How I could use this
- Build a public 'AI Dev Cost Transparency' page on the blog: pipe
codeburn --export jsoninto a weekly cron job, push the data to a Supabase table, and render a live chart (Recharts) showing Henry's rolling 30-day token spend by task category — a genuinely rare public artifact that signals engineering maturity to hiring managers. - Create a 'Claude Code ROI Calculator' career tool: use the exported CSV to cross-reference token cost per feature with actual lines-of-code shipped (pulled from git log), then display a cost-per-PR metric on a portfolio dashboard — concrete proof of efficient AI usage that goes on a resume or LinkedIn instead of vague 'AI-assisted development' claims.
- Add a smart prompt-routing feature to the blog's AI assistant: feed one week of codeburn JSON into an LLM to identify which prompt patterns have low one-shot success rates, then use those patterns as a blocklist to rewrite user queries before sending them to the API — automatically steering expensive retry-prone requests toward cheaper, more reliable formulations.
2. Nightmare-Eclipse/RedSun
1,333 stars this week · C++
RedSun is a Windows Defender privilege escalation PoC that exploits Defender's own file-restoration behavior to overwrite system files and gain admin access.
Use case
This exposes a logic flaw where Windows Defender, upon detecting a cloud-tagged malicious file, rewrites the file back to its original location instead of quarantining or deleting it — effectively becoming a primitive for arbitrary file write as SYSTEM. A real-world attacker could craft a payload, let Defender 'find' it, and watch Defender itself plant the file in a privileged path like System32.
Why it's trending
This is trending because it's a rare and embarrassing class of vulnerability — the security tool itself is the attack vector — and the author's deliberately withholding the full PoC, which is driving curiosity and community reverse-engineering.

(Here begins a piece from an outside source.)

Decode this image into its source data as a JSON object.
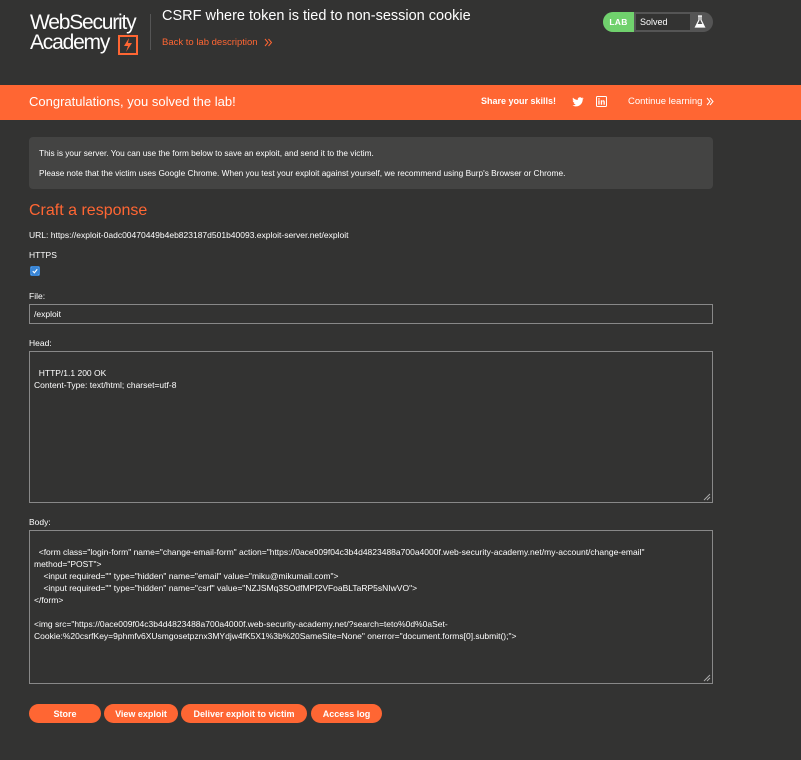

It also highlights a broader 2024/2025 pattern of AV/EDR products being weaponized against themselves (see also: PPLdump, EDRSandblast).
How to use it
- Do not run untested exploit code on production systems — set up an isolated Windows VM with Defender enabled and cloud protection turned on. 2. Read the README carefully: the core mechanic is that Defender's cloud-tag rewrite behavior restores a file you control to a privileged path, so your research goal is to identify which Defender component performs the write and under what SYSTEM context. 3. Use Process Monitor (Sysinternals) filtered on 'WriteFile' events from MsMpEng.exe to observe Defender's file write behavior when it detects a tagged sample. 4. Cross-reference with public Windows Defender internals research (e.g., Tavis Ormandy's prior work) to understand the cloud submission and remediation pipeline. 5. Follow the repo for the eventual PoC drop — the author has signaled they'll release it, and tracking the commit history will show incremental clues.
How I could use this
- Write a deep-dive blog post titled 'When Your AV Is the Attacker' explaining the RedSun class of vulnerability for a general developer audience — cover the Windows Defender remediation pipeline, why cloud-tagging creates this footgun, and what the patch surface looks like. This kind of security explainer drives serious SEO traffic and establishes technical credibility without you needing to run the exploit yourself.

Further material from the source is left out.